Può ascriversi nelle forme utopiche la speranza o anche la buona fede degli educatori o degli psicologi che si infrangono contro i muro di gomma di persone che hanno visto e vedono negli atti delinquenziali l’unica giustificazione spericolata della loro vita? Sperare in una completa rieducazione o redenzione dei carcerati non solo è un’utopia ma anche un danno ulteriore ad una cittadinanza che fatica quotidianamente per non deragliare nei suoi princìpi fondamentali di un’etica convivenza.

«ANAMORFOSI» FENOMENOLOGICA E SEMPLICITÀ

Si evince che si possa riscontrare anche nel caso della popolazione carceraria un’«anamorfosi inconscia». Questo termine deriva da un verbo greco che significa: riformare, formare di nuovo.
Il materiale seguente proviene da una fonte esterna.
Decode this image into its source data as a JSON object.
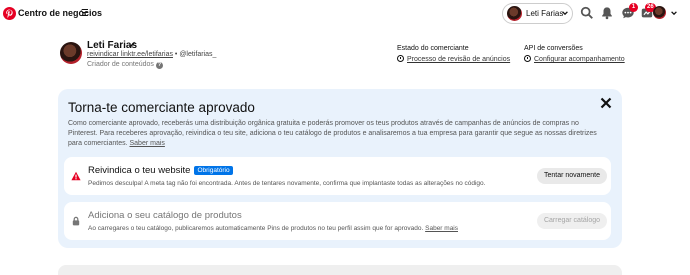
{
  "topbar": {
    "brand": "Centro de negócios",
    "account_name": "Leti Farias",
    "messages_badge": "1",
    "updates_badge": "26"
  },
  "profile": {
    "name": "Leti Farias",
    "link": "reivindicar linktr.ee/letifarias",
    "separator": " • ",
    "handle": "@letifarias_",
    "role": "Criador de conteúdos"
  },
  "merchant_status": {
    "heading": "Estado do comerciante",
    "link": "Processo de revisão de anúncios"
  },
  "conversions_api": {
    "heading": "API de conversões",
    "link": "Configurar acompanhamento"
  },
  "panel": {
    "title": "Torna-te comerciante aprovado",
    "description": "Como comerciante aprovado, receberás uma distribuição orgânica gratuita e poderás promover os teus produtos através de campanhas de anúncios de compras no Pinterest. Para receberes aprovação, reivindica o teu site, adiciona o teu catálogo de produtos e analisaremos a tua empresa para garantir que segue as nossas diretrizes para comerciantes.",
    "learn_more": "Saber mais"
  },
  "cards": [
    {
      "title": "Reivindica o teu website",
      "badge": "Obrigatório",
      "subtitle": "Pedimos desculpa! A meta tag não foi encontrada. Antes de tentares novamente, confirma que implantaste todas as alterações no código.",
      "button": "Tentar novamente",
      "icon": "warning-icon"
    },
    {
      "title": "Adiciona o seu catálogo de produtos",
      "subtitle": "Ao carregares o teu catálogo, publicaremos automaticamente Pins de produtos no teu perfil assim que for aprovado.",
      "learn_more": "Saber mais",
      "button": "Carregar catálogo",
      "icon": "lock-icon"
    }
  ],
  "colors": {
    "pinterest_red": "#e60023",
    "panel_bg": "#e9f2fc",
    "required_badge": "#0074e8",
    "warning": "#e60023"
  }
}
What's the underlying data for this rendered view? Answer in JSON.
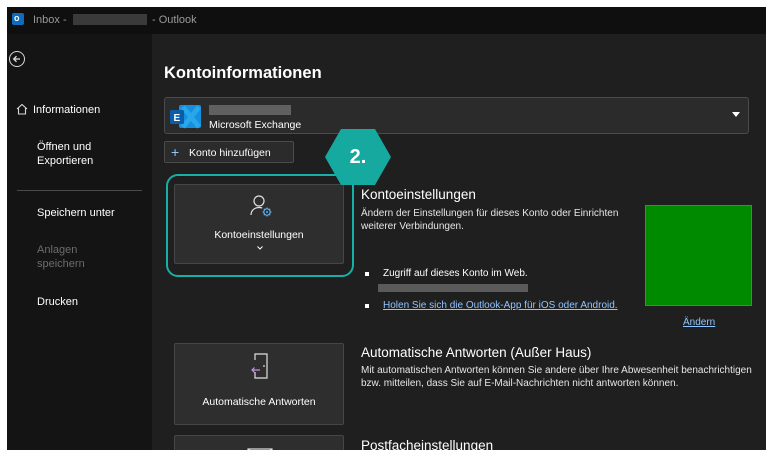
{
  "titlebar": {
    "inbox_label": "Inbox -",
    "app_label": "- Outlook"
  },
  "sidebar": {
    "items": [
      {
        "label": "Informationen"
      },
      {
        "label": "Öffnen und",
        "label2": "Exportieren"
      },
      {
        "label": "Speichern unter"
      },
      {
        "label": "Anlagen",
        "label2": "speichern"
      },
      {
        "label": "Drucken"
      }
    ]
  },
  "main": {
    "title": "Kontoinformationen",
    "account": {
      "type": "Microsoft Exchange"
    },
    "add_account_label": "Konto hinzufügen",
    "step_badge": "2.",
    "account_settings": {
      "tile_label": "Kontoeinstellungen",
      "title": "Kontoeinstellungen",
      "desc": "Ändern der Einstellungen für dieses Konto oder Einrichten weiterer Verbindungen.",
      "bullet1": "Zugriff auf dieses Konto im Web.",
      "bullet2": "Holen Sie sich die Outlook-App für iOS oder Android."
    },
    "change_label": "Ändern",
    "auto_reply": {
      "tile_label": "Automatische Antworten",
      "title": "Automatische Antworten (Außer Haus)",
      "desc": "Mit automatischen Antworten können Sie andere über Ihre Abwesenheit benachrichtigen bzw. mitteilen, dass Sie auf E-Mail-Nachrichten nicht antworten können."
    },
    "mailbox": {
      "title": "Postfacheinstellungen"
    }
  }
}
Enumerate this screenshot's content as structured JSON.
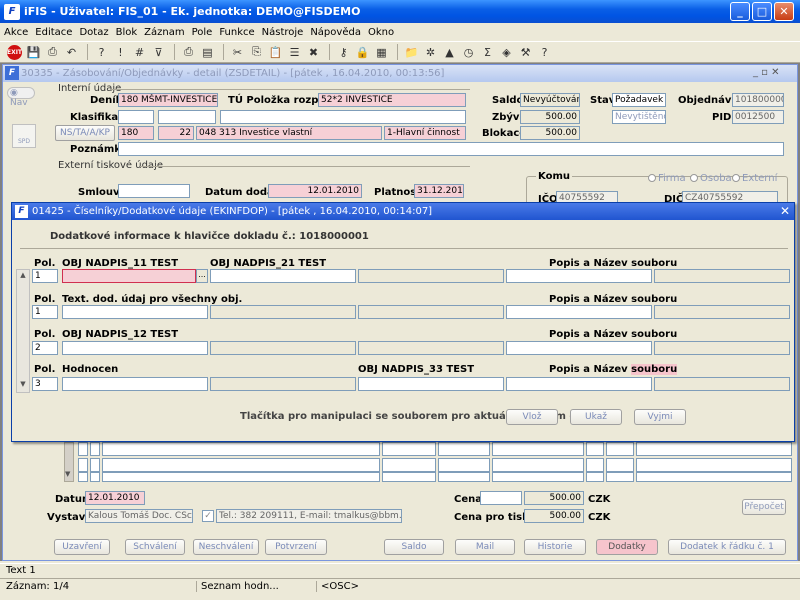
{
  "app": {
    "title": "iFIS - Uživatel: FIS_01 - Ek. jednotka: DEMO@FISDEMO",
    "logo": "F"
  },
  "menu": [
    "Akce",
    "Editace",
    "Dotaz",
    "Blok",
    "Záznam",
    "Pole",
    "Funkce",
    "Nástroje",
    "Nápověda",
    "Okno"
  ],
  "toolbar": {
    "exit_label": "EXIT"
  },
  "child": {
    "title": "30335 - Zásobování/Objednávky - detail (ZSDETAIL) - [pátek , 16.04.2010, 00:13:56]"
  },
  "nav": {
    "label": "Nav",
    "spd": "SPD"
  },
  "sections": {
    "internal": "Interní údaje",
    "external": "Externí tiskové údaje"
  },
  "form": {
    "denik_label": "Deník",
    "denik_value": "180 MŠMT-INVESTICE",
    "tu_label": "TÚ Položka rozpočtu",
    "tu_value": "52*2 INVESTICE",
    "klasifikace_label": "Klasifikace",
    "ns_label": "NS/TA/A/KP",
    "ns_v1": "180",
    "ns_v2": "22",
    "ns_v3": "048 313 Investice vlastní",
    "ns_v4": "1-Hlavní činnost",
    "poznamka_label": "Poznámka",
    "saldo_label": "Saldo",
    "saldo_value": "Nevyúčtováno",
    "zbyva_label": "Zbývá",
    "zbyva_value": "500.00",
    "blokace_label": "Blokace",
    "blokace_value": "500.00",
    "stav_label": "Stav",
    "stav_value": "Požadavek",
    "stav_value2": "Nevytištěno",
    "obj_label": "Objednávka",
    "obj_value": "1018000001",
    "pid_label": "PID",
    "pid_value": "0012500",
    "smlouva_label": "Smlouva",
    "datum_dodani_label": "Datum dodání",
    "datum_dodani_value": "12.01.2010",
    "platnost_label": "Platnost",
    "platnost_value": "31.12.2010",
    "komu_label": "Komu",
    "radio_firma": "Firma",
    "radio_osoba": "Osoba",
    "radio_externi": "Externí",
    "ico_label": "IČO",
    "ico_value": "40755592",
    "dic_label": "DIČ",
    "dic_value": "CZ40755592"
  },
  "dialog": {
    "title": "01425 - Číselníky/Dodatkové údaje (EKINFDOP) - [pátek , 16.04.2010, 00:14:07]",
    "header": "Dodatkové informace k hlavičce dokladu č.: 1018000001",
    "pol_label": "Pol.",
    "popis_label": "Popis a Název souboru",
    "popis_part1": "Popis a Název",
    "popis_part2": "souboru",
    "rows": [
      {
        "num": "1",
        "label1": "OBJ NADPIS_11 TEST",
        "label2": "OBJ NADPIS_21 TEST"
      },
      {
        "num": "1",
        "label1": "Text. dod. údaj pro všechny obj.",
        "label2": ""
      },
      {
        "num": "2",
        "label1": "OBJ NADPIS_12 TEST",
        "label2": ""
      },
      {
        "num": "3",
        "label1": "Hodnocen",
        "label2": "OBJ NADPIS_33 TEST"
      }
    ],
    "footer_text": "Tlačítka pro manipulaci se souborem pro aktuální záznam -->",
    "btn_vloz": "Vlož",
    "btn_ukaz": "Ukaž",
    "btn_vyjmi": "Vyjmi",
    "ellipsis": "..."
  },
  "bottom": {
    "datum_label": "Datum",
    "datum_value": "12.01.2010",
    "vystavil_label": "Vystavil",
    "vystavil_value": "Kalous Tomáš Doc. CSc.",
    "tel_value": "Tel.: 382 209111, E-mail: tmalkus@bbm.cz",
    "cena_label": "Cena",
    "cena_value": "500.00",
    "cena_currency": "CZK",
    "cena_tisk_label": "Cena pro tisk",
    "cena_tisk_value": "500.00",
    "cena_tisk_currency": "CZK",
    "prepocet": "Přepočet"
  },
  "buttons": [
    "Uzavření",
    "Schválení",
    "Neschválení",
    "Potvrzení",
    "Saldo",
    "Mail",
    "Historie",
    "Dodatky",
    "Dodatek k řádku č. 1"
  ],
  "status": {
    "line1": "Text 1",
    "record": "Záznam: 1/4",
    "list": "Seznam hodn...",
    "osc": "<OSC>"
  }
}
In termini scientifici, la «Thaumaturgus opticus» è una parola che nacque nel XVII secolo e significa una sorta di «depravazione ottica». Inoltre, i giochi della riflessione e della prospettiva, le immagini distorte, che alla nostra retina appaiono mostruose e al nostro cervello indecifrabili, possono - se osservate da un certo punto dello spazio - ricomporsi o rettificarsi. Svelano, insomma, figure a prima vista non percepibili. Forse, gli stessi detenuti prima di essere incarcerati sono stati coinvolti in questa distorsione ottica e mentale che li ha costretti a reagire contro i principi etici e morali correnti, giustificando interiormente il loro comportamento che la società contemporanea e moderna punisce con la detenzione carceraria.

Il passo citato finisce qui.